Anglo Australian Resources NL (ASX:AAR), a AUDA$27.08M small-cap, operates in the basic materials industry which can be affected by shifts in the housing market, as many produced raw materials are components of construction projects. Basic material analysts are forecasting for the entire industry, an extremely robust growth of 32.94% in the upcoming year , and a whopping growth of 39.25% over the next couple of years. This rate is larger than the growth rate of the Australian stock market as a whole. Below, I will examine the sector growth prospects, as well as evaluate whether Anglo Australian Resources is lagging or leading in the industry. Check out our latest analysis for Anglo Australian Resources
What’s the catalyst for Anglo Australian Resources’s sector growth?
Altogether the basic materials sector seems to be predominantly mature in terms of its industry life cycle. Companies appear to be vastly competitive and consolidation seems to be a inevitable. However, the industry is still facing many emerging trends including the reduction of waste, raw material inflation, and innovation in global supply chain management. Over the past year, the industry saw growth of 7.36%, beating the Australian market growth of 6.88%. Anglo Australian Resources lags the pack with its sustained negative earnings over the past couple of years. The company’s outlook seems uncertain, with a lack of analyst coverage, which doesn’t boost our confidence in the stock. This lack of growth and transparency means Anglo Australian Resources may be trading cheaper than its peers.

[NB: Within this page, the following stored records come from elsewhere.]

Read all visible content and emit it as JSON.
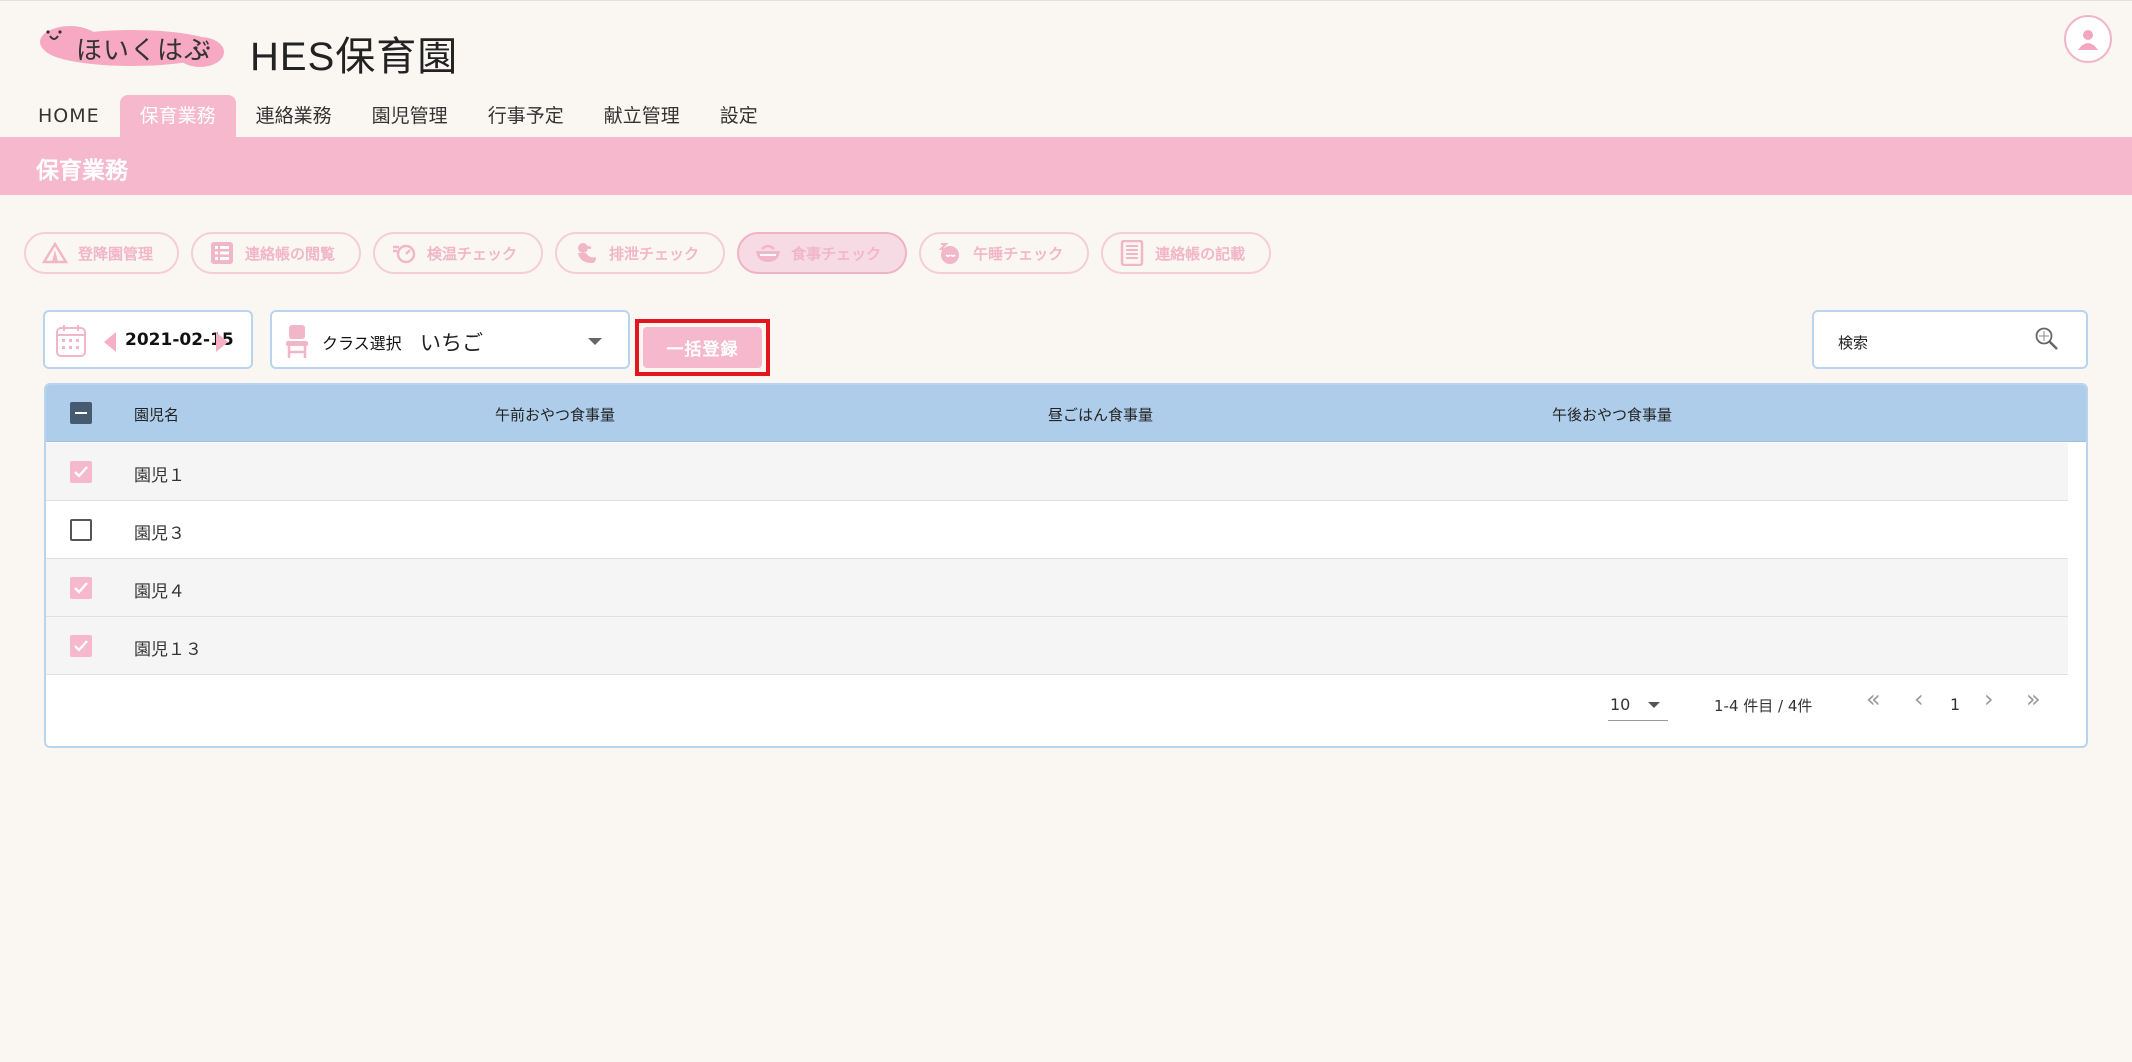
{
  "app": {
    "logo_text": "ほいくはぶ",
    "title": "HES保育園"
  },
  "nav": {
    "items": [
      {
        "label": "HOME"
      },
      {
        "label": "保育業務"
      },
      {
        "label": "連絡業務"
      },
      {
        "label": "園児管理"
      },
      {
        "label": "行事予定"
      },
      {
        "label": "献立管理"
      },
      {
        "label": "設定"
      }
    ],
    "active_index": 1
  },
  "section": {
    "title": "保育業務"
  },
  "submenu": {
    "items": [
      {
        "label": "登降園管理",
        "icon": "tent-icon"
      },
      {
        "label": "連絡帳の閲覧",
        "icon": "list-icon"
      },
      {
        "label": "検温チェック",
        "icon": "thermometer-icon"
      },
      {
        "label": "排泄チェック",
        "icon": "duck-icon"
      },
      {
        "label": "食事チェック",
        "icon": "bowl-icon"
      },
      {
        "label": "午睡チェック",
        "icon": "sleep-icon"
      },
      {
        "label": "連絡帳の記載",
        "icon": "notebook-icon"
      }
    ],
    "active_index": 4
  },
  "toolbar": {
    "date": "2021-02-15",
    "class_label": "クラス選択",
    "class_value": "いちご",
    "bulk_button": "一括登録",
    "search_placeholder": "検索"
  },
  "table": {
    "headers": [
      "園児名",
      "午前おやつ食事量",
      "昼ごはん食事量",
      "午後おやつ食事量"
    ],
    "rows": [
      {
        "name": "園児１",
        "checked": true
      },
      {
        "name": "園児３",
        "checked": false
      },
      {
        "name": "園児４",
        "checked": true
      },
      {
        "name": "園児１３",
        "checked": true
      }
    ]
  },
  "pagination": {
    "page_size": "10",
    "range_text": "1-4 件目 / 4件",
    "current_page": "1"
  },
  "colors": {
    "accent_pink": "#f5b8cc",
    "header_blue": "#aecdea",
    "highlight_red": "#e3161e"
  }
}
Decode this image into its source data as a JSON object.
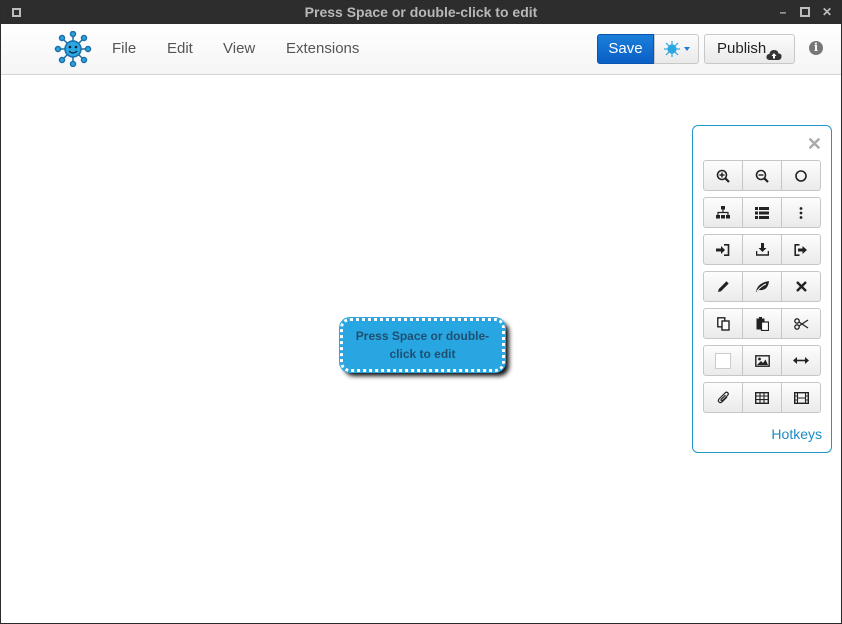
{
  "window": {
    "title": "Press Space or double-click to edit"
  },
  "menu": {
    "file": "File",
    "edit": "Edit",
    "view": "View",
    "extensions": "Extensions"
  },
  "toolbar": {
    "save_label": "Save",
    "publish_label": "Publish",
    "theme_icon": "theme-dropdown-icon",
    "info_icon": "info-icon"
  },
  "canvas": {
    "node_text": "Press Space or double-click to edit"
  },
  "tool_panel": {
    "rows": [
      [
        "zoom-in-icon",
        "zoom-out-icon",
        "circle-icon"
      ],
      [
        "hierarchy-icon",
        "list-icon",
        "more-vertical-icon"
      ],
      [
        "sign-in-icon",
        "download-icon",
        "sign-out-icon"
      ],
      [
        "pencil-icon",
        "leaf-icon",
        "delete-icon"
      ],
      [
        "copy-icon",
        "paste-icon",
        "cut-icon"
      ],
      [
        "color-swatch-icon",
        "image-icon",
        "horizontal-arrows-icon"
      ],
      [
        "paperclip-icon",
        "table-icon",
        "film-icon"
      ]
    ],
    "hotkeys_label": "Hotkeys"
  },
  "colors": {
    "accent": "#1b7fdb",
    "node_fill": "#27a6e1",
    "panel_border": "#2196c9",
    "titlebar": "#2d2d2d"
  }
}
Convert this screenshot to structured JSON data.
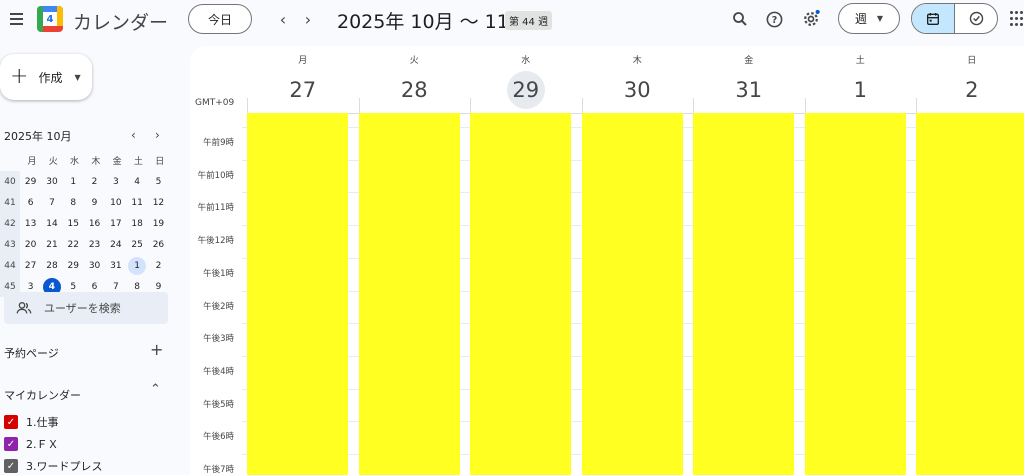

Is Anglo Australian Resources and the sector relatively cheap?
The metals and mining industry is trading at a PE ratio of 15x, relatively similar to the rest of the Australian stock market PE of 18x. This means the industry, on average, is fairly valued compared to the wider market – minimal expected gains and losses from mispricing here. Furthermore, the industry returned a similar 10.35% on equities compared to the market’s 11.87%. Since Anglo Australian Resources’s earnings doesn’t seem to reflect its true value, its PE ratio isn’t very useful. A loose alternative to gauge Anglo Australian Resources’s value is to assume the stock should be relatively in-line with its industry.
What this means for you:
Are you a shareholder? Anglo Australian Resources has been a metals and mining industry laggard in the past year. If your initial investment thesis is around the growth prospects of Anglo Australian Resources, there are other metals and mining companies that have delivered higher growth, and perhaps trading at a discount to the industry average. Consider how Anglo Australian Resources fits into your wider portfolio and the opportunity cost of holding onto the stock.